Porém, durante o processo, alguém expressou descontentamento.
— Capitão, acho que você confia demais nesse dragão — disse Jesse, encarando Yorick, palavra por palavra.
— Isso não seria uma violação das regras?
— Seu idiota! — Yorick estremeceu de raiva.
— Ye Huan segue apenas as regras dos caçadores. Não confio no dragão, mas nos dados do nosso conselho.
Jesse, embora duvidando, acabou por colocar a mão.
Logo, todas as mãos do time B estavam dentro dos sulcos.
Mais uma vez, a voz de Ye Huan ressoou:
— Senhor Garcia, no mundo real, você destruiu uma família apenas porque a dona da casa lhe agradava.
— Como caçador, lamento usar este jogo para testá-lo.
— Felizmente, seu time escapou da morte por pouco.
Assim que a voz cessou, lâminas afiadas surgiram diante de Garcia, girando ameaçadoramente.
Ele ficou pálido e gritou:
— Foi aquela mulher que me seduziu primeiro!
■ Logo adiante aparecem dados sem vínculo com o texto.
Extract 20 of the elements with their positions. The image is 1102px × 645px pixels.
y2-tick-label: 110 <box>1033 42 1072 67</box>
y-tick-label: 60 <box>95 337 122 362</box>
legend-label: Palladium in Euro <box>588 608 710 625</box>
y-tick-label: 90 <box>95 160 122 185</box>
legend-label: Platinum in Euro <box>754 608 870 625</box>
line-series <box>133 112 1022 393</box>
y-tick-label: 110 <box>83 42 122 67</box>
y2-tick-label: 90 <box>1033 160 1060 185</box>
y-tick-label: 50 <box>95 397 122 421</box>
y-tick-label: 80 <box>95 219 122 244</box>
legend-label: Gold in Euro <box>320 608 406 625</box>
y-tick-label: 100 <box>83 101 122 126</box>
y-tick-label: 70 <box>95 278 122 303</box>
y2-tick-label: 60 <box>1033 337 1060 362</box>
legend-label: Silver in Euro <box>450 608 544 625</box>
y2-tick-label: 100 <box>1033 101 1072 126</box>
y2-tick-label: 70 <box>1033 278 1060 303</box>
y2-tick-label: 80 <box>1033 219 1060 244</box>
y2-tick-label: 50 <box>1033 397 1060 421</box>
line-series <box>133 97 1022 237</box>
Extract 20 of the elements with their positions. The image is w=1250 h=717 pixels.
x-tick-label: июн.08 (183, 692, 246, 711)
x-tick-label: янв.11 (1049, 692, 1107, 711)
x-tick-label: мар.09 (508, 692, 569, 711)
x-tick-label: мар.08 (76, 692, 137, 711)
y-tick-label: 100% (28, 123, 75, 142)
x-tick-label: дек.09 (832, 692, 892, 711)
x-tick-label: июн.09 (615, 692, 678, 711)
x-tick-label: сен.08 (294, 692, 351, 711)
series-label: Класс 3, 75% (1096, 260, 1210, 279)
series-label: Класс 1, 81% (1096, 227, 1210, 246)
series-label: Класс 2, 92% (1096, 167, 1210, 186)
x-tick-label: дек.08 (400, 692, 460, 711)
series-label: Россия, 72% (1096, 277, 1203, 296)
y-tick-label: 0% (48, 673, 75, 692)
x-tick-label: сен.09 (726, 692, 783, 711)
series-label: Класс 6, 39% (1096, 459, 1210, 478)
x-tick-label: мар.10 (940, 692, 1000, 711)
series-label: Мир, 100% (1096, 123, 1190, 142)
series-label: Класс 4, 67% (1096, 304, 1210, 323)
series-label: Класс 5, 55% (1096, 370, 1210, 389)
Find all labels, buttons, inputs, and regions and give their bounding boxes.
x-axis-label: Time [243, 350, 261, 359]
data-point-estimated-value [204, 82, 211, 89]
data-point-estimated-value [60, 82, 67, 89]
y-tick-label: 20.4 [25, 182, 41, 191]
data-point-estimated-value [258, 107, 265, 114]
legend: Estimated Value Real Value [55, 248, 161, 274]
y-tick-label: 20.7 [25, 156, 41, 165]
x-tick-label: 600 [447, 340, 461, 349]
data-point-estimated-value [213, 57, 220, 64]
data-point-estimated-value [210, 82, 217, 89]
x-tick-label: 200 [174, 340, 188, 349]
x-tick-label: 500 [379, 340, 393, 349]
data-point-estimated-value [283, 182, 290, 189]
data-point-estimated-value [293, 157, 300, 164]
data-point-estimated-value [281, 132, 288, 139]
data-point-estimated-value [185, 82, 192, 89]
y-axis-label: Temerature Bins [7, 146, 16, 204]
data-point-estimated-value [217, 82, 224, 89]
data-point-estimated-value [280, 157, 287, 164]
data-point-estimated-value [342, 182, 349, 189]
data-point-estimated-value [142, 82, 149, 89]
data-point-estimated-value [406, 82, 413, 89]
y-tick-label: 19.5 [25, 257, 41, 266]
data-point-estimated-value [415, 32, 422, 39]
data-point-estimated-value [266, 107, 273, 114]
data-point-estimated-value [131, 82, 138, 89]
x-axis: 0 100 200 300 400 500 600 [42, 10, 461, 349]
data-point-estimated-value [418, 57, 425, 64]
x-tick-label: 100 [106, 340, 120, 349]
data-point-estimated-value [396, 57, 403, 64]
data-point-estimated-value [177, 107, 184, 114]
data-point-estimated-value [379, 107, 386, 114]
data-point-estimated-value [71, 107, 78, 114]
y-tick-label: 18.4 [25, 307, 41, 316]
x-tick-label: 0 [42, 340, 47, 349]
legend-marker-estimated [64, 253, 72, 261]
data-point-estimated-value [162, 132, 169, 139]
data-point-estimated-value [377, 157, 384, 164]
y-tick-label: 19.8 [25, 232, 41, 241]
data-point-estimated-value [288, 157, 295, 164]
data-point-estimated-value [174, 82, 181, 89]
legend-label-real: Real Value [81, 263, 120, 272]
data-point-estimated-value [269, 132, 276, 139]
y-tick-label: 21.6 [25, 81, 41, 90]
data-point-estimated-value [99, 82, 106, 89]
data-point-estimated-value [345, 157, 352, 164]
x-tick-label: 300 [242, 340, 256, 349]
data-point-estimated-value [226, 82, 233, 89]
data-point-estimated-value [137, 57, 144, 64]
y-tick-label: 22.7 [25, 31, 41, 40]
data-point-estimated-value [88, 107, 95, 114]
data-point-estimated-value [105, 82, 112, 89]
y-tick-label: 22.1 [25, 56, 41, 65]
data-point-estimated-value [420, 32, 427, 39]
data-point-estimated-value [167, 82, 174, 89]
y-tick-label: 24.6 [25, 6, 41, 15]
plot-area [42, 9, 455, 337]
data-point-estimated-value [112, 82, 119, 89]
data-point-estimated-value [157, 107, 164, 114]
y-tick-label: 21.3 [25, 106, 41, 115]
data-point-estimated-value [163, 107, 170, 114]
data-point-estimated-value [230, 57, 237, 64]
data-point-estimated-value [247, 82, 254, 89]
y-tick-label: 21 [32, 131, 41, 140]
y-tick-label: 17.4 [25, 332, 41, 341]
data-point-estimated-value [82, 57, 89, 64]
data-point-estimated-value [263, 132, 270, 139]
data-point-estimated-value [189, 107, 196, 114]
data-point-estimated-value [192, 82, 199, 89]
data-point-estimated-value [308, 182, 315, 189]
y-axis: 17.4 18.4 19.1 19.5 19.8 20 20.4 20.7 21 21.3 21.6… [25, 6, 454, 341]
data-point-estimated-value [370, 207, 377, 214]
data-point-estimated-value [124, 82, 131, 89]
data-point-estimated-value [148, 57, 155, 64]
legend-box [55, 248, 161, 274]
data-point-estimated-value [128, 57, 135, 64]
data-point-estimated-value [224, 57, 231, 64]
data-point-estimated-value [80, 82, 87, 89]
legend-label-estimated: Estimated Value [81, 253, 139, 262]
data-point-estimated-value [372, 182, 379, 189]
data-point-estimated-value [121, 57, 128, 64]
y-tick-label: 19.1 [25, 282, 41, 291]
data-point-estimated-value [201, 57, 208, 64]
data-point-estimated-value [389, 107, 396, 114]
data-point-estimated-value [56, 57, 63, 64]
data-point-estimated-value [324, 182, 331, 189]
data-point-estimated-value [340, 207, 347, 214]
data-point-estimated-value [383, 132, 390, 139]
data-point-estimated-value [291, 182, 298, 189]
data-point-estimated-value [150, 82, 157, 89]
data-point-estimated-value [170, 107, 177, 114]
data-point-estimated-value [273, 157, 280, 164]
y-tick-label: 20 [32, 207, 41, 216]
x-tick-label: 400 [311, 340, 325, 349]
Não!
Tentando puxar a mão, foi imediatamente impedido por um tapa rápido de Jesse no ombro.
Jesse, furioso, o encarou:
— Se você tirar a mão, todos nós morreremos!
— Mas, mas...
Garcia tremia, olhando para Yorick com súplica.
— Capitão, você sabe minha profissão. Se perder a mão direita, estou acabado.
Garcia era cidadão de um pequeno país ao sul da Nação Farol, escultor de barro, capaz de criar peças delicadas com as mãos, similares a um bartender básico. Era um personagem marginal dentro da equipe.
Perder o braço significava o fim de sua carreira. Tinha muitos inimigos e, sem o grupo, estaria condenado.
Enfurecido, ele lutava e gritava:
— Não posso perder o braço! Não me obriguem! Isso é conspiração dos dragões!
Quando parecia que puxaria o braço, um vento forte soprou por trás dele. Jesse, empunhando seu enorme machado com uma mão, desferiu um golpe contra a nuca de Garcia.
— Não envergonhe o time B, seu inútil! — rugiu Jesse.